• Dr. Timothy Smith

What Happens to My Money When the Lights Go Out?

Photo Source: Wikimedia Commons, Photographer: Steve Morgan

Banks today, as the place where people store money and get credit, began in Medieval Europe with the Knights Templar. The Knights Templar were an order of warrior monks founded in 1119 and were active for nearly 200 years. The Knights Templar were closely related to the crusades, providing protection and financial infrastructure for the thousands of Christians making pilgrimages from all over Europe to Jerusalem in the Holy Land. A pilgrim leaving London would have to travel over 3,000 miles to get to Jerusalem. They had no way to carry enough provisions to cover such a great distance and carrying enough gold and jewelry to pay for provisions along the way, and carrying large sums of money would have made the pilgrims good targets for bandits. The Knights Templar, apart from fighting and protection, also devised a system of banking where a pilgrim could leave an amount of money with the Knights Templar, for example, back in London at the beginning of the pilgrimage. In exchange, the Knights would provide a letter of credit stating how much money they can receive from the Knights Templar strongholds all the way to Jerusalem. Essentially, the Knights Templar created the first debit card. Later, Italian bankers such as the Medici Family perfected the issuance of credit loans with interest that would allow merchants to travel without money but get local currency using the Medici banking system that stretched across Europe. In essence, banking is the same today; it is based on trust and exchange. People trust banks to keep their money safe and banks offer credit and assure that financial transactions are legitimate between the sender and receiver.

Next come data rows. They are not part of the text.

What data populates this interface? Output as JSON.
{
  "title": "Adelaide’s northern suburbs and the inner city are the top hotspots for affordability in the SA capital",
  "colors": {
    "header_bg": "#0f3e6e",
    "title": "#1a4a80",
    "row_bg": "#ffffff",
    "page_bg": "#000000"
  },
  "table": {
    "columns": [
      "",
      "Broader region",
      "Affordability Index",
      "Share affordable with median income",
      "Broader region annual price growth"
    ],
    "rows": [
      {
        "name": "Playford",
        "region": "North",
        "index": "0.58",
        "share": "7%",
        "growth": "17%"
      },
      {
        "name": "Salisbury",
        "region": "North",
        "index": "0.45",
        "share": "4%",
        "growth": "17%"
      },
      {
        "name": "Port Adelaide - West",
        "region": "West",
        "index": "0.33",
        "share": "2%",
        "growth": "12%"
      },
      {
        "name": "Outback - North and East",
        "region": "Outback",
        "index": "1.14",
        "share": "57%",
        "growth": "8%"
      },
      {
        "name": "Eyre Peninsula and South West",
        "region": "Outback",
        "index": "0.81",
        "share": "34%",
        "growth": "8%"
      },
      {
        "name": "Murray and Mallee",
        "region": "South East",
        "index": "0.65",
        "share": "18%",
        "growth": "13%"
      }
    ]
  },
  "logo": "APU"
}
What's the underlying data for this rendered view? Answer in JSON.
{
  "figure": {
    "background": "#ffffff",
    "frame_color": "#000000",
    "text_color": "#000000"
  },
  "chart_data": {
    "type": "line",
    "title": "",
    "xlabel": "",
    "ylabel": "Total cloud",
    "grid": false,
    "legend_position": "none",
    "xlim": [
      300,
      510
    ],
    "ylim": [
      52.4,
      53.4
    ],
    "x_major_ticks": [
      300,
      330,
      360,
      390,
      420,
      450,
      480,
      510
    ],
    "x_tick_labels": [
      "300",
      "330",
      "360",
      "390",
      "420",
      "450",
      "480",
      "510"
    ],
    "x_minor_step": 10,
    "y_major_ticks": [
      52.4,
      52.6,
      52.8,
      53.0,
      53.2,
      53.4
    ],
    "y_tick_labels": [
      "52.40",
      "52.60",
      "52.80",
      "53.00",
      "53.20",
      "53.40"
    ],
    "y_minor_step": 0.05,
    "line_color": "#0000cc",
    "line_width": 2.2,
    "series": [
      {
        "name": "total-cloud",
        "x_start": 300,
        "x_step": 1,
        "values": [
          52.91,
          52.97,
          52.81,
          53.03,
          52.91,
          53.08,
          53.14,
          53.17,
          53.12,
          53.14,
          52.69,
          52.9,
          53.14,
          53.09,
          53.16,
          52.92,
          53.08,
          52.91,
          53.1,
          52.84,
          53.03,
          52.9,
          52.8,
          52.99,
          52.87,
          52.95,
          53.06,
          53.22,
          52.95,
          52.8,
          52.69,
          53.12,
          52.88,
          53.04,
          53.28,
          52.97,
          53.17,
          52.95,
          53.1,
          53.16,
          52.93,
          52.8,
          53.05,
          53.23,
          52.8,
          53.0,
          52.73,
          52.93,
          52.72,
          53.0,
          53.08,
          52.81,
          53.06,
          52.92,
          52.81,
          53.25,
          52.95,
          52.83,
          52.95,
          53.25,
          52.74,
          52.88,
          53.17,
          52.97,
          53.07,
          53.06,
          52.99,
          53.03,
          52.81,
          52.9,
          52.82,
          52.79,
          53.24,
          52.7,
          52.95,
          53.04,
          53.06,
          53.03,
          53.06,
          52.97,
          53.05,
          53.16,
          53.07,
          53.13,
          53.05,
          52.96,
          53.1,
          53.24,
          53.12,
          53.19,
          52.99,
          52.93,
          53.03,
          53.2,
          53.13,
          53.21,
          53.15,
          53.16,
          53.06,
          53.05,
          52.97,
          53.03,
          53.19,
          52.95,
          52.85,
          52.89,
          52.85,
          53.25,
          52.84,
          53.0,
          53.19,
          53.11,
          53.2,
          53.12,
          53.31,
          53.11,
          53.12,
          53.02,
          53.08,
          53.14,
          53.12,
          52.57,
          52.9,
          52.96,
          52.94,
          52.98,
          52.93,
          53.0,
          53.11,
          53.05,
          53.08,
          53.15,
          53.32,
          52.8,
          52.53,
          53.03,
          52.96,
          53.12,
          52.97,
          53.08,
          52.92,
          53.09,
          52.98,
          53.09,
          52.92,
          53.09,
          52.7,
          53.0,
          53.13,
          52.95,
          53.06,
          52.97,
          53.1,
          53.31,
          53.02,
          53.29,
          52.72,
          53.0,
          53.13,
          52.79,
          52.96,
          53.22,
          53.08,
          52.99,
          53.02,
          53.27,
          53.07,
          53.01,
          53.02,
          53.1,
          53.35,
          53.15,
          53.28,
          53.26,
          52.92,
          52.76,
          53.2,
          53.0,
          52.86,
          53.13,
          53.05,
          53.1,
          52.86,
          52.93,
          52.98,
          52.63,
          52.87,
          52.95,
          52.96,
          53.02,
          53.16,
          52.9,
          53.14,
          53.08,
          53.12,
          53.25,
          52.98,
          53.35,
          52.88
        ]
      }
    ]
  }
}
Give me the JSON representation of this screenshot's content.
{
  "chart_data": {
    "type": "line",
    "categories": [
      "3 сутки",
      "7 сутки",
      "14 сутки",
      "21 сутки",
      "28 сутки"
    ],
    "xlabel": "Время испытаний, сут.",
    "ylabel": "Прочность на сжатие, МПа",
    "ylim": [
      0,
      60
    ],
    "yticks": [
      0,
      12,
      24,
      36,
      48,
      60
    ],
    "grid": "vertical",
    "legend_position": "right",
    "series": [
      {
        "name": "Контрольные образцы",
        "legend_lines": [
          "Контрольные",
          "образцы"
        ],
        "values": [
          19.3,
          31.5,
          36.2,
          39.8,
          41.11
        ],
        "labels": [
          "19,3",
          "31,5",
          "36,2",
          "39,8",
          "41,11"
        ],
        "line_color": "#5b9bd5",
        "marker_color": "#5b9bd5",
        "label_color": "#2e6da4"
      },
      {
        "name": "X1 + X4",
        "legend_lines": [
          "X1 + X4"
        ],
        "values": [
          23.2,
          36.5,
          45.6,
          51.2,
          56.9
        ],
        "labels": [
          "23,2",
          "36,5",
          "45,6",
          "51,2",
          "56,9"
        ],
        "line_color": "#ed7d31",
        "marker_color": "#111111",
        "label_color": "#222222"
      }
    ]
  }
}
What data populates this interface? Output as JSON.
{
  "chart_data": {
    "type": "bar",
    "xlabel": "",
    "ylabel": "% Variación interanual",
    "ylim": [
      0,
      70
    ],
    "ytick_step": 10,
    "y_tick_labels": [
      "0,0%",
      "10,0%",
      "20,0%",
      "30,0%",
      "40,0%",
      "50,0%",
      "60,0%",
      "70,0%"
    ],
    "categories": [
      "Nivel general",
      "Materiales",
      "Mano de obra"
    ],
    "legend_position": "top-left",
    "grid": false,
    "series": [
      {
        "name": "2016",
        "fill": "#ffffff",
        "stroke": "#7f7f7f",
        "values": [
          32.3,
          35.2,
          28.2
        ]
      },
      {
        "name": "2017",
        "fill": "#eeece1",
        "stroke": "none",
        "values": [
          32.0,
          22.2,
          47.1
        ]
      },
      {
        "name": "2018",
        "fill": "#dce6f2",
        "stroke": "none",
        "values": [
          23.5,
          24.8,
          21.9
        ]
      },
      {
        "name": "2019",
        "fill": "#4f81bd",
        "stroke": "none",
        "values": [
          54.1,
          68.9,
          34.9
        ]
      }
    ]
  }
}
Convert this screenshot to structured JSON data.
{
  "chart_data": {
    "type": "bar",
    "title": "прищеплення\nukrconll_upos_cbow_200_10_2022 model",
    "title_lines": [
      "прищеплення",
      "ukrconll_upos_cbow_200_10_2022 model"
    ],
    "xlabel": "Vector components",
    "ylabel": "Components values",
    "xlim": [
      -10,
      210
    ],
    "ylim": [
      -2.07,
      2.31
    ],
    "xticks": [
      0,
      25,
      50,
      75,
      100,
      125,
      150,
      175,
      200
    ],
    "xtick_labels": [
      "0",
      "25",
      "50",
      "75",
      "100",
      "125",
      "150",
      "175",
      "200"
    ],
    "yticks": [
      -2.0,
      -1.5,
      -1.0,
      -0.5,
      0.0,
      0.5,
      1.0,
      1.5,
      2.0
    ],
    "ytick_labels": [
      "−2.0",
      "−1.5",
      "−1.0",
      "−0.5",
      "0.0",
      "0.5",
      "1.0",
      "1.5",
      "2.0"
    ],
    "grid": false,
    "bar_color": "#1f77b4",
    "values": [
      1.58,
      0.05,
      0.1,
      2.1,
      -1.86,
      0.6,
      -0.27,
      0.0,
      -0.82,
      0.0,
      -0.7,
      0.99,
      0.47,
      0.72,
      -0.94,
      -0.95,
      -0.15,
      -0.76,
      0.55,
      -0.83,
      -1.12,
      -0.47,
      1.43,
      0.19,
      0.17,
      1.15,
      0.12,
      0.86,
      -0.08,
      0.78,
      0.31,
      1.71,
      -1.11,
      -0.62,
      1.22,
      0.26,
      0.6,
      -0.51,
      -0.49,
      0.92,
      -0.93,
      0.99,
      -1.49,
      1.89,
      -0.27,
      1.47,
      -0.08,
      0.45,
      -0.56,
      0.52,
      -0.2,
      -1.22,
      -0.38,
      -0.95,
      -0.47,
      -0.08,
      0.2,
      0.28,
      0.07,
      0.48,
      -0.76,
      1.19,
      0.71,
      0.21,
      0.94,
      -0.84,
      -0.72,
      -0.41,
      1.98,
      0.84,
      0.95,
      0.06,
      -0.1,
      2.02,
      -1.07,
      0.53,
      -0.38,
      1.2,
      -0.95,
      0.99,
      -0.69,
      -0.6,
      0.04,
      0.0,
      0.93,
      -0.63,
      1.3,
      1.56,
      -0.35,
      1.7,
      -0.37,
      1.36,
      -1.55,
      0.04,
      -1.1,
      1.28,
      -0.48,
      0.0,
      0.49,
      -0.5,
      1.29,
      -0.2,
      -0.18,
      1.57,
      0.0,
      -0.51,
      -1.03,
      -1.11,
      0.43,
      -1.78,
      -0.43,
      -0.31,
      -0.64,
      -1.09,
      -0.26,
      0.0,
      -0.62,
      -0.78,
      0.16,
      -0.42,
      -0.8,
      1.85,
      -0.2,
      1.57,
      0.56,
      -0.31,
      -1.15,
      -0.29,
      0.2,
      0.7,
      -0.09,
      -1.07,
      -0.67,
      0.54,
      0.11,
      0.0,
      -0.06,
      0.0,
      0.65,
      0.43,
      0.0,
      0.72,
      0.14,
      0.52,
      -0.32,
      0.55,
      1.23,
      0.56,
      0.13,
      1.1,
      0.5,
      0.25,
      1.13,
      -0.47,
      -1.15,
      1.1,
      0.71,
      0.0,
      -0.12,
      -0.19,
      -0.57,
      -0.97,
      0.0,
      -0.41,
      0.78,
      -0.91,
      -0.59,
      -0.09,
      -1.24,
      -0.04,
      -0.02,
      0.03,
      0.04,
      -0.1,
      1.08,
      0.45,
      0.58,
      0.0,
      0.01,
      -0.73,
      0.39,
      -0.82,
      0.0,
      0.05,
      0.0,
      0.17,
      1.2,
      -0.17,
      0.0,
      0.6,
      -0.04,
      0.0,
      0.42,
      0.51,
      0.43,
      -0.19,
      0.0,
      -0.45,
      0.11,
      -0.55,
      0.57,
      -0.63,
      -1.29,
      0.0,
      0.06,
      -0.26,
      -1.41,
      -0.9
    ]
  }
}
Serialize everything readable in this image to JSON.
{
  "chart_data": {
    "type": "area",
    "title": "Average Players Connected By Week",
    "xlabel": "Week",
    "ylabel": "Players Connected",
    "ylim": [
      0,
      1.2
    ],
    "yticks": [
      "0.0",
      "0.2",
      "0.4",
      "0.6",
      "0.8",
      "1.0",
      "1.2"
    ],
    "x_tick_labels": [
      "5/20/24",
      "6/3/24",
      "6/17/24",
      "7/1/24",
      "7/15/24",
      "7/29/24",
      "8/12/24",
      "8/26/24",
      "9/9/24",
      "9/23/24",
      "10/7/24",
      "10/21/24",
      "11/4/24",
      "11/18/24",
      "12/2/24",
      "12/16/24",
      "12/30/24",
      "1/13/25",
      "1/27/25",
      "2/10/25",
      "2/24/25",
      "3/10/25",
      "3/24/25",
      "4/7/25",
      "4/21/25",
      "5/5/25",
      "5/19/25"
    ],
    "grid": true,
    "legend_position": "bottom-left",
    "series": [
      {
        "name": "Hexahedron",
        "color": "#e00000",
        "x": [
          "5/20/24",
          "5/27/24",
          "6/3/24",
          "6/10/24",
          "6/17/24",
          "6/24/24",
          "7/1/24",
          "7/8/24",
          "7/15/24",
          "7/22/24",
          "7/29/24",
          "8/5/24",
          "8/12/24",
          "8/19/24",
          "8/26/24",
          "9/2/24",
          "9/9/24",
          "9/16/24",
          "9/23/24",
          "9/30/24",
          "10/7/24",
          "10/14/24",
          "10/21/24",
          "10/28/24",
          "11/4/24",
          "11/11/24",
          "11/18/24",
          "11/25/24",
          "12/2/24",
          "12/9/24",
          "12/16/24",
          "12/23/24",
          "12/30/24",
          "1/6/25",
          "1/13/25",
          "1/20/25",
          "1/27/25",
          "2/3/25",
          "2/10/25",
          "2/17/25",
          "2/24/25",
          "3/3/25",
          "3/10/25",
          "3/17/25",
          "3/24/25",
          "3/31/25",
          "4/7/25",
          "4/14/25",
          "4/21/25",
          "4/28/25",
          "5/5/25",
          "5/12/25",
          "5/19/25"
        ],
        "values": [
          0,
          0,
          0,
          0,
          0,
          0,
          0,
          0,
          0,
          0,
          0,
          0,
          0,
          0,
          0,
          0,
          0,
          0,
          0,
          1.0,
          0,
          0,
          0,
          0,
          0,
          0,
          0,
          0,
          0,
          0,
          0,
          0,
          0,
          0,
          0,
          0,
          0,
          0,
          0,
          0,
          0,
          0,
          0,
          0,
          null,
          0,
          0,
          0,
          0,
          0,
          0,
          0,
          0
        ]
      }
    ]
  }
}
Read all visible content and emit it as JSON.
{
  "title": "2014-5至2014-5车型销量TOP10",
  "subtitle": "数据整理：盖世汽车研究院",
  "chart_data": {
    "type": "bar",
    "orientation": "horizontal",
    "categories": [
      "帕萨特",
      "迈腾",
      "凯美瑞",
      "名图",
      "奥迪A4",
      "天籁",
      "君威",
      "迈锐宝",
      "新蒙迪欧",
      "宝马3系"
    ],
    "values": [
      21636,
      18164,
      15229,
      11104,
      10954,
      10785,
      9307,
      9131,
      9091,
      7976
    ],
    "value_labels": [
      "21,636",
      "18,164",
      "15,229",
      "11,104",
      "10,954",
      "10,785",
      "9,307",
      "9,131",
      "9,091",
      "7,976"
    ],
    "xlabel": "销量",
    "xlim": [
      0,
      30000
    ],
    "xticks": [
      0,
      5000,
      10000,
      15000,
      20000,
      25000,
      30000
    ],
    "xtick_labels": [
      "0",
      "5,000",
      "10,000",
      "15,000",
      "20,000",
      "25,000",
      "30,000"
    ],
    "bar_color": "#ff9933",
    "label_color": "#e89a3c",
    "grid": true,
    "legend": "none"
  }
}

Today, many financial transactions happen electronically. If money is to be transferred from one bank to another, the banks talk to each other through computers over the phone or on the internet. The day of the paper statement is dwindling as more banks are pressuring their clients to give up their paper bank statements for electronic records only accessible through the internet. Although convenient, there are some downsides to not keeping paper records of your banking. In an interesting report from the National Consumer Law Center titled “Paper Statements: An Important Consumer Protection” by Chi Chi Wu and Lauren Saunders determined that paper statements serve to better safeguard customers from hidden fees and unscrupulous conduct. “Consumers who see their statements are more likely to notice if they have been subject to fees or charges they did not authorize or expect, or that were far more expensive than anticipated.” The authors point out that not everyone has access to the internet, and even if they do the small screen of a smart phone is harder to examine than a paper statement. Moreover, they cite a case study that found electronic statements can get lost in a large email files, resulting in missed payments.

Paper records also provide evidence of the existence of an account in the case of data corruption due to cyber-attacks, the loss of power, or a natural disaster. According to Russel Brandom at The Verge in an article “A New Ransomware Attack is Infecting Airlines, Banks, and Utilities across Europe” that cyber attacks have compromised banking records in the Ukraine. Cyber attacks are getting more sophisticated, and records can get corrupted or even encrypted so that the bank cannot read any of its records. Recently, we have seen natural disasters such as Hurricane Maria that devastated Puerto Rico, leaving many without power for weeks making electronic banking nearly impossible. Massive solar flares could also could corrupt electronic records on a massive scale. Back in 1859, a solar superstorm hit the world that took out the telegraph system and in some cases caused the telegraph machines to spark and even burst into flames. Experts predict that a solar superstorm today would take out many computers and perhaps damage electronic records.

Using paper money and credit statements began nearly a thousand years ago with the Knights Templar as a way to help travelers not have to carry gold and jewels that would make them good targets for thieves. Today we still use banks to safeguard our money and obtain credit. As banks look to reduce the cost of mailing paper statements, they are pushing consumers to forgo the paper statement for all electronic statements. Consumers should not give up their paper statements so readily. The paper statement serves a number of uses from a helpful reminder of payments due to providing physical evidence of your account in the case of a cyber-attack or natural disaster corrupts the computers and networks serving them.